Parcourant les pages d’un livre, mon regard s’est posé sur l’une d’entre elles en particulier, dont l’illustration met en place une certaine notion de limite. Il s’agit là, en l’occurrence, de la limite physique de l’illustration.
A travers cette image, j’ai vu un « STOP ». Mais loin d’en rester là, j’ai perçu que ce « STOP » pouvait être bousculé, dépassé, franchi.
La société actuelle est régie par des codes qui sont eux aussi des limites.
J’ai alors décidé de faire cette création pour illustrer le fait que ces limites peuvent être dépassées. Nous parlons ici concrètement des limites du dessin, mais plus implicitement, nous évoquons aussi des limites imposées par la société. Le non-respect de ces codes communautaires met la personne à part, éloignée du groupe. Mais celle-ci, qui a osé faire le pas, qui a osé outrepasser le code prédéfini, a finalement l’opportunité, et la chance, de vivre différemment.
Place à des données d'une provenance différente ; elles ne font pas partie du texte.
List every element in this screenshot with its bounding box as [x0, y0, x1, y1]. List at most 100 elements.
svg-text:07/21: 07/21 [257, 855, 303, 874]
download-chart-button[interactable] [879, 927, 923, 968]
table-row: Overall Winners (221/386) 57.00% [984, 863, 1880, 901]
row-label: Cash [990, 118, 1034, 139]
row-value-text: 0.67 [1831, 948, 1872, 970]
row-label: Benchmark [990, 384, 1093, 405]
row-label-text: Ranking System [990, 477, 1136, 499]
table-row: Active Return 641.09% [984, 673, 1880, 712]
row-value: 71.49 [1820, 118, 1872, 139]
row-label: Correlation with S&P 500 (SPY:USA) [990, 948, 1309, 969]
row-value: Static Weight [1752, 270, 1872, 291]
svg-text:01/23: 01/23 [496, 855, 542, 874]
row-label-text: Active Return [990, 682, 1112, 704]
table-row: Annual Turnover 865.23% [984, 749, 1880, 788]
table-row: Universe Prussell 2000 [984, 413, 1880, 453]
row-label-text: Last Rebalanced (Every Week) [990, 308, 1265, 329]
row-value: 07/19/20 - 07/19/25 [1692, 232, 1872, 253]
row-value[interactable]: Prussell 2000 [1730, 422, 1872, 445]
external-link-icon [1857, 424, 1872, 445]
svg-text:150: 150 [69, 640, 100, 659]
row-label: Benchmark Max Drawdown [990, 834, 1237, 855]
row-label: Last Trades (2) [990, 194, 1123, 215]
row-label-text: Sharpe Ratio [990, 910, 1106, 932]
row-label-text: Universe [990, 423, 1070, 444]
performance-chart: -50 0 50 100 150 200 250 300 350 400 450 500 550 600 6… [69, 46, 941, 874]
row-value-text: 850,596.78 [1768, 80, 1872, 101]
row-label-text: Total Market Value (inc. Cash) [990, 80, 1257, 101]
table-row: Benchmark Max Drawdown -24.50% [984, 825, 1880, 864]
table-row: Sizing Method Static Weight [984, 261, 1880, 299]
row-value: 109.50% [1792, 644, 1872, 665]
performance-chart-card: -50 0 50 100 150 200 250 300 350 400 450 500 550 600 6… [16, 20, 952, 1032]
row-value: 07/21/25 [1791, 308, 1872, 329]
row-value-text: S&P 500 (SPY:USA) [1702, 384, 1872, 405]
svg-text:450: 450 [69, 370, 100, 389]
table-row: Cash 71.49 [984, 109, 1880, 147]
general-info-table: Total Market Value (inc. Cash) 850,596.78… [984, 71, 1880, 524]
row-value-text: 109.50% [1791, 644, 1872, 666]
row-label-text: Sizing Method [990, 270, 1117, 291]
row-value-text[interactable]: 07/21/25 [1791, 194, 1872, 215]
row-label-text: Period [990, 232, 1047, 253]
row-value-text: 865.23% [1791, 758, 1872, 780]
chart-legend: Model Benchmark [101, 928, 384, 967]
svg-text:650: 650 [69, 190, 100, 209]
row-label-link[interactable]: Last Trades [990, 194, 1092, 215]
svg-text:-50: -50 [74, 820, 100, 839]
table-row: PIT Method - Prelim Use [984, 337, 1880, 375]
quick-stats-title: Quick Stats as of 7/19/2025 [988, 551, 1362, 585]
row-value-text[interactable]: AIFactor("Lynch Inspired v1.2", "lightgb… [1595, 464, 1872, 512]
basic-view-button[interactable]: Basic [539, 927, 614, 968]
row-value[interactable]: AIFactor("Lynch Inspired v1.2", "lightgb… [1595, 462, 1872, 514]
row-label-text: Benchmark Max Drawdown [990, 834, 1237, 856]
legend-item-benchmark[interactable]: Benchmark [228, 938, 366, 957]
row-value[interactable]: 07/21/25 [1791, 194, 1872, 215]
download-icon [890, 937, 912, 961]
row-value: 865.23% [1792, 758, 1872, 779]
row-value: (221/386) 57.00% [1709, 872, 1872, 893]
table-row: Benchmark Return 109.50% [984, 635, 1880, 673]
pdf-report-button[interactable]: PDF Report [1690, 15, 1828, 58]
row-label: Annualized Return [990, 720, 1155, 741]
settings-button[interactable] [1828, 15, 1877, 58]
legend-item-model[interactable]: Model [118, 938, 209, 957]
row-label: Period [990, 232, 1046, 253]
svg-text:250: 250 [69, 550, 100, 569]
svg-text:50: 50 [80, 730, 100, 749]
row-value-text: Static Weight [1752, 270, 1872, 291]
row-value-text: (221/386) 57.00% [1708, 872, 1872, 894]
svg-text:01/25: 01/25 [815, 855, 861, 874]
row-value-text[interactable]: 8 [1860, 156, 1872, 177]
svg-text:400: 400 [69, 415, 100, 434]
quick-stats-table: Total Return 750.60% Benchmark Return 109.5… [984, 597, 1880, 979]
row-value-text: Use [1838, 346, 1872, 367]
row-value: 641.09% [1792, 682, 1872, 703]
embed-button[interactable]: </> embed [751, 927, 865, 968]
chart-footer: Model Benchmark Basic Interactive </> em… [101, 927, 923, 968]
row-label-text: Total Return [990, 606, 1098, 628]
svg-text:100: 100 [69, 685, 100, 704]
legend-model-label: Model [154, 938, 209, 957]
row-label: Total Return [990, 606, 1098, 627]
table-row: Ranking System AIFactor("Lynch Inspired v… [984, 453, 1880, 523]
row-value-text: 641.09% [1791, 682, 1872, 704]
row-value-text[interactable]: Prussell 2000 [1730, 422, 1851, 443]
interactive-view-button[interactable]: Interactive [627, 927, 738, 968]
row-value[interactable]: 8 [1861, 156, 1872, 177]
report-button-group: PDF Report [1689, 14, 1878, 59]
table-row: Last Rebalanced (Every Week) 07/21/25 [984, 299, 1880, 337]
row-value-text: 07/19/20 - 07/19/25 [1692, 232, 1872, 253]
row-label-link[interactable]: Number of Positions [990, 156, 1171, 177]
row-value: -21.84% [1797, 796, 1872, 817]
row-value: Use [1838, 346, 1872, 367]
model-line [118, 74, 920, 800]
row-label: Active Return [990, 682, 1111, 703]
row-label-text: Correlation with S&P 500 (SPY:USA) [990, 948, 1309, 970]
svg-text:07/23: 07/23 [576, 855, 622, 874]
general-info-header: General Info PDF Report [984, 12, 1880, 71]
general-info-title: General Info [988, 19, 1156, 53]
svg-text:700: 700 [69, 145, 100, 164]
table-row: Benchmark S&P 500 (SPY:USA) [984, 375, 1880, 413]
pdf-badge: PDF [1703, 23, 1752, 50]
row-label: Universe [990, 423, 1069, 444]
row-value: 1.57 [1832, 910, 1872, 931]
Ils étaient là, au fond d’une armoire.
Ils étaient là, un peu froissés, un peu usés.
Quelqu’un les a touchés, quelqu’un les a feuilletés.
Mais pour sûr, ils étaient oubliés.
Ils sont papiers. Ils sont cahiers. Ils sont livres et feuillets.
Aujourd’hui, un deuxième souffle leur est donné.
Ils sont l’Histoire, fragments de vécu,
Et détiennent dans leur sein,
Le reflet, l’incarnation de notre patrimoine cantalien.